Click the arrow to watch the film. Video source: The Digital Implosion YouTube channel.
This week's Retro Saturday film is a 1947 War Department documentary titled, V-2 Assembling and Testing.
The V-2's ancestry descends directly into Cape Canaveral Air Force Station.
At the end of World War II, Dr. Wernher von Braun and his team of German scientists surrendered to the U.S. Army. They showed the Army where to find hidden parts of the V-2 “Vengeance” rocket, known formally as the A-4.
Von Braun and his team were sent with the V-2 parts to the White Sands Proving Ground in New Mexico to continue their research, and teach Americans what they knew about liquid-fueled rocketry.
Once the V-2 tests began to outgrow the limits of White Sands, the Defense Department chose to reopen the former Banana River Naval Air Station bombing range on Cape Canaveral. It was originally named the Joint Long Range Proving Ground. The first four pads, just concrete slabs, were built on the tip of the Cape so the rockets could launch out over the ocean.
The first launch was Bumper 8, a modified V-2 with a WAC Corporal upper stage, from Pad 3 on July 24, 1950.
Von Braun and his team began development of a next-generation vehicle called Redstone, after their new home at the Redstone Arsenal in Huntsville, Alabama. The earliest Redstone launch attempts were from Pad 4 in late 1953.
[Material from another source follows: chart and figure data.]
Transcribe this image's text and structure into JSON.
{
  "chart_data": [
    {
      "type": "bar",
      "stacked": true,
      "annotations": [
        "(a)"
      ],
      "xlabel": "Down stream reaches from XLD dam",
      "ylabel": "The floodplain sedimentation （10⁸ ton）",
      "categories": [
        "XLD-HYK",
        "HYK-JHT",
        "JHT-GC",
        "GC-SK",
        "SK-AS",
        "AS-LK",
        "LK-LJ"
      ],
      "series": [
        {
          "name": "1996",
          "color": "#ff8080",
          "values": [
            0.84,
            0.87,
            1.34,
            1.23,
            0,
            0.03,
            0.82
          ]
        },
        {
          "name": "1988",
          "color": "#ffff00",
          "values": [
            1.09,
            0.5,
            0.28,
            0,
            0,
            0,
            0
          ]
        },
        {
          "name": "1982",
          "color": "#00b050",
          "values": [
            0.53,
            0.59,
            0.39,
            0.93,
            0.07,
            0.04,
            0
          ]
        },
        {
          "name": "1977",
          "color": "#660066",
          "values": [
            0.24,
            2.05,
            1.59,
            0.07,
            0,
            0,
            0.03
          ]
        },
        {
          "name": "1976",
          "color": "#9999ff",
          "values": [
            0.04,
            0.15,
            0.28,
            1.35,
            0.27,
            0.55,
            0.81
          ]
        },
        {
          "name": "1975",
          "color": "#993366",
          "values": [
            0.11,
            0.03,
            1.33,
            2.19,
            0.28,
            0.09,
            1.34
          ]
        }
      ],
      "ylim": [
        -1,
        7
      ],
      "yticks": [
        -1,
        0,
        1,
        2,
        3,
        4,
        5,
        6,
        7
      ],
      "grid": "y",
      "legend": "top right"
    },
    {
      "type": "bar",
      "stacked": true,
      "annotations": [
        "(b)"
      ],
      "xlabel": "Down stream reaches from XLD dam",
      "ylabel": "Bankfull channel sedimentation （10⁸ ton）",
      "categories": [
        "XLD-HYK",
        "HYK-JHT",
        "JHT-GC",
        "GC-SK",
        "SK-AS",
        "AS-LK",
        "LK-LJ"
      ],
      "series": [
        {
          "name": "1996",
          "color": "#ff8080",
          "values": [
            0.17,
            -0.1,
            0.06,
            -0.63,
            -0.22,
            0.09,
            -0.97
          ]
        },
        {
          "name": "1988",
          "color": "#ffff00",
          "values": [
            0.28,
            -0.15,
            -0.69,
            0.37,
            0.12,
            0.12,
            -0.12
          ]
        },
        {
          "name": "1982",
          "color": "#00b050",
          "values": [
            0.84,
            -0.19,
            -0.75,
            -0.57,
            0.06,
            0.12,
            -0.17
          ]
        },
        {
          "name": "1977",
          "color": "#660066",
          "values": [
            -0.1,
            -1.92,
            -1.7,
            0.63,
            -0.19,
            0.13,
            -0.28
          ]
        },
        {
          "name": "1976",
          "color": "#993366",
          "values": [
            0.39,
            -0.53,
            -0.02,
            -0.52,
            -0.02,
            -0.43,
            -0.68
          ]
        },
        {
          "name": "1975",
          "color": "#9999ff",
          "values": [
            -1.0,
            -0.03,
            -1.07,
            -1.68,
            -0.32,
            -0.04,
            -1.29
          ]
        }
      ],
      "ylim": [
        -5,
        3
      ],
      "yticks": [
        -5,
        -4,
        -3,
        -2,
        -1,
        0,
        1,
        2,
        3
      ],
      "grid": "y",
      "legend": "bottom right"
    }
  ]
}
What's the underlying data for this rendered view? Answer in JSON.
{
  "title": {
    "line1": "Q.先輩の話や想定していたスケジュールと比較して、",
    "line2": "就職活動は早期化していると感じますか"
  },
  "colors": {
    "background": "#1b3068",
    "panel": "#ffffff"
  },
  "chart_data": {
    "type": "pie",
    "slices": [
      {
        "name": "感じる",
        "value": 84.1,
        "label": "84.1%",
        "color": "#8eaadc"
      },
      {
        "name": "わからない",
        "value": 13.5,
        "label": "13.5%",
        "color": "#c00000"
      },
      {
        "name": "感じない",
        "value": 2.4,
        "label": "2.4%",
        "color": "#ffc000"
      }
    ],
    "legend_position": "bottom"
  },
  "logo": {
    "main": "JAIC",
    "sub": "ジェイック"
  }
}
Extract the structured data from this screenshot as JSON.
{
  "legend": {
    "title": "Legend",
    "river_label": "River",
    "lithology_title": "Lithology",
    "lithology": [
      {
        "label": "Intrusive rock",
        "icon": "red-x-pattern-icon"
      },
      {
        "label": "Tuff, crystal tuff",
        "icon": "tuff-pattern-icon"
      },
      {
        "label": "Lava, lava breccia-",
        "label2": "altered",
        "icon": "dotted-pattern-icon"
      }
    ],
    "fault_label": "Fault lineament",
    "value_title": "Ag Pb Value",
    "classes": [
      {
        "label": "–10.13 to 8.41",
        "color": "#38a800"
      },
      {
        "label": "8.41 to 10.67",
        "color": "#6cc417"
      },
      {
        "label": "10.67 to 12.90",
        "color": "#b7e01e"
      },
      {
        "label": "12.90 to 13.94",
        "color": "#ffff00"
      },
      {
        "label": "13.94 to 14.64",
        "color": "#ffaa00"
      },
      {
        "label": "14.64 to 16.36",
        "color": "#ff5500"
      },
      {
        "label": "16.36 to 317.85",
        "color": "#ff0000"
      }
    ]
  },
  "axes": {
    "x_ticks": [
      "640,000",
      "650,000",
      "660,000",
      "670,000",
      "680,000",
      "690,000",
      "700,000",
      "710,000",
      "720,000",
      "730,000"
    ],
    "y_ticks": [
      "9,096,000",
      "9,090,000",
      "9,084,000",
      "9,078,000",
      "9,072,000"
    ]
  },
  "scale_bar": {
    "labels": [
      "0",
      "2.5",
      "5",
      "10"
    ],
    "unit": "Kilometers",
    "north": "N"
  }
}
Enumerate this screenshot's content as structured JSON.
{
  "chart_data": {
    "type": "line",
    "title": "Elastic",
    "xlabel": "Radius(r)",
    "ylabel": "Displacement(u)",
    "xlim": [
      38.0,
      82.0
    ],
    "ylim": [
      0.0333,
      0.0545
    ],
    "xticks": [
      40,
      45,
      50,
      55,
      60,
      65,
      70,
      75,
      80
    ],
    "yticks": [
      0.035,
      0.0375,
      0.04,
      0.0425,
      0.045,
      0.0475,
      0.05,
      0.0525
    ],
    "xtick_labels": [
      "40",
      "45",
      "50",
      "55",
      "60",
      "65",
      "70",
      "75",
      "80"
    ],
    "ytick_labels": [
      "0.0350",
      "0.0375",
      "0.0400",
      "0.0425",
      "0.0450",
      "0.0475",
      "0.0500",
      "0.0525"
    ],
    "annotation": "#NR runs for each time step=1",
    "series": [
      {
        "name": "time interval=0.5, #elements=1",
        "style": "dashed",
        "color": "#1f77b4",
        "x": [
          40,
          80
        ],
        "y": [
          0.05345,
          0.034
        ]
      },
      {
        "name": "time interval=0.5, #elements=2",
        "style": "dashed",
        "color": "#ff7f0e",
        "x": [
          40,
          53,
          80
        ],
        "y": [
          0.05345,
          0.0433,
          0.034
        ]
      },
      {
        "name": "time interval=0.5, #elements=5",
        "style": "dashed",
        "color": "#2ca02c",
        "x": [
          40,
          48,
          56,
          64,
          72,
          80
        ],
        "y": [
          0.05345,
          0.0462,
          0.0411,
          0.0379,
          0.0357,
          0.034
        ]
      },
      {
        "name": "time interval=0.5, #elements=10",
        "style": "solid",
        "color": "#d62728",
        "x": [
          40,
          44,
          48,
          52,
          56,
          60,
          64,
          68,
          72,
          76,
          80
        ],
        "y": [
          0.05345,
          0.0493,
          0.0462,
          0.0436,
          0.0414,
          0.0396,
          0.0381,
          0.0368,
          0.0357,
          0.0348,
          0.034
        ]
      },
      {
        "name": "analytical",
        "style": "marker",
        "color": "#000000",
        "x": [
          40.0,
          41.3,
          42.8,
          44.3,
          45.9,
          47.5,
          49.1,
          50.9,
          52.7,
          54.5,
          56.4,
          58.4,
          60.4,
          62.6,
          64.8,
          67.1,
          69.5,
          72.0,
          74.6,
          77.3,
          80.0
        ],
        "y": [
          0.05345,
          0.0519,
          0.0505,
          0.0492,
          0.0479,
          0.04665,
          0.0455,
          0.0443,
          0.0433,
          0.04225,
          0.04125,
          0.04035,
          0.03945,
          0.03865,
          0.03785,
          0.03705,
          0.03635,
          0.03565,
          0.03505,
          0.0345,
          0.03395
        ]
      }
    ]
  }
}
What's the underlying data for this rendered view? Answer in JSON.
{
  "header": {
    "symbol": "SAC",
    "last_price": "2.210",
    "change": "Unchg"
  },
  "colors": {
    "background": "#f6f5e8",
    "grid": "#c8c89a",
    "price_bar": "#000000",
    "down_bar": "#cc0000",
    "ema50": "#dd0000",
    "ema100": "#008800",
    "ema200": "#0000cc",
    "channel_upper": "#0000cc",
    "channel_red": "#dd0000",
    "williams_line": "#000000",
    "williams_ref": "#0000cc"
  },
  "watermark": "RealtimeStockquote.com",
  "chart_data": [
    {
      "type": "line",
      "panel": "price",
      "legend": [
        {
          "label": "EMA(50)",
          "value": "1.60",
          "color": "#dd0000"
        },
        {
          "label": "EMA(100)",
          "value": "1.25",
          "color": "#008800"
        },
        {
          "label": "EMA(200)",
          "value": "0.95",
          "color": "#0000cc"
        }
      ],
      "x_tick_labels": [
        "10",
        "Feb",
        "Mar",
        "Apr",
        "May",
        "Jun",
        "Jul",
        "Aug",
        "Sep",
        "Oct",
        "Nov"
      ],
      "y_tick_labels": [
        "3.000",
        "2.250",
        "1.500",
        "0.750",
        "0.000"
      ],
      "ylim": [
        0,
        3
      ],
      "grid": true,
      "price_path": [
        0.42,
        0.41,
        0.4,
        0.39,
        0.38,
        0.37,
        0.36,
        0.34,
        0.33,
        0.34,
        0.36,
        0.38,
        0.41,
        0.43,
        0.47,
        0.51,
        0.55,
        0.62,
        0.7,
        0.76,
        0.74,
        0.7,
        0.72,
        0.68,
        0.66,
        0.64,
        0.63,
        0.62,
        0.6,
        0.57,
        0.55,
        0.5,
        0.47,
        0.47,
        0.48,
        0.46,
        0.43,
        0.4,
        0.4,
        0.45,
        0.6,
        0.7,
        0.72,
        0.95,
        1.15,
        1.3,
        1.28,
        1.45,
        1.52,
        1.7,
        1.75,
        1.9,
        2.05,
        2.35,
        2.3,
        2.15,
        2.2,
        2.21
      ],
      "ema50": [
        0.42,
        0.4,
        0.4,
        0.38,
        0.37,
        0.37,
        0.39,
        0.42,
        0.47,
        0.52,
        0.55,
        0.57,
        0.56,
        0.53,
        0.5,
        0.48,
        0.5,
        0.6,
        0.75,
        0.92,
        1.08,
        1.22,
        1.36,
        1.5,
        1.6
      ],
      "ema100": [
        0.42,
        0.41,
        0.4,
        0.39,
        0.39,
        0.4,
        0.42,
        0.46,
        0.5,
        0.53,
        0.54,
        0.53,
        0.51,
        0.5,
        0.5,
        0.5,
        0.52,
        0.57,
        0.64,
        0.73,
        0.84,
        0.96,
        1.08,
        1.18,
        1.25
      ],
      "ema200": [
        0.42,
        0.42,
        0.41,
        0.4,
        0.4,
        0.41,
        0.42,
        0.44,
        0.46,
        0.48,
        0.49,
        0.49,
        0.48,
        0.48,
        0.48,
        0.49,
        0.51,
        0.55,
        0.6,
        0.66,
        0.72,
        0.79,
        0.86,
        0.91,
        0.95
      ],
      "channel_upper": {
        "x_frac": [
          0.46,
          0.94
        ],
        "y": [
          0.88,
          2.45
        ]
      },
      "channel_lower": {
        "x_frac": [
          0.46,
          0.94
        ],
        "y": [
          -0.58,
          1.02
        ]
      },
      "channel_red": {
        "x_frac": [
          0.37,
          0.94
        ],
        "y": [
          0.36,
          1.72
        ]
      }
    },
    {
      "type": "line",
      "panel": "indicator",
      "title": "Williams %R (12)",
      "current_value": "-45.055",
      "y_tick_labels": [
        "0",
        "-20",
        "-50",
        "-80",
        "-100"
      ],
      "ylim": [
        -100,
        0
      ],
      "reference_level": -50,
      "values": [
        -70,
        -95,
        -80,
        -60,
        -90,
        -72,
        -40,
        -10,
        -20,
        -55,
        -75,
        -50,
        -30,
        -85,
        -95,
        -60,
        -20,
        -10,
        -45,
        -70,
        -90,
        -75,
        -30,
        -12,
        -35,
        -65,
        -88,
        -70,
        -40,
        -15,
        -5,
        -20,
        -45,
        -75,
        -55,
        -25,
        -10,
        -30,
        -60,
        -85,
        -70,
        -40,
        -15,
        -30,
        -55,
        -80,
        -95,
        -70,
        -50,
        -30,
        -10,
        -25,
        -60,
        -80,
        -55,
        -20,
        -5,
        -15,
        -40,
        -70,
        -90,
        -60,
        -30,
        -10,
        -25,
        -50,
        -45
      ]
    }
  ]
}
Although its German origins are acknowledged at the beginning of the documentary, neither von Braun nor his team appear in the film. Most likely, it was because this was a time when the Germans were still viewed with suspicion by their American counterparts and they did not want to acknowledge to the public that former Nazis were integral to the nation's nascent rocket program.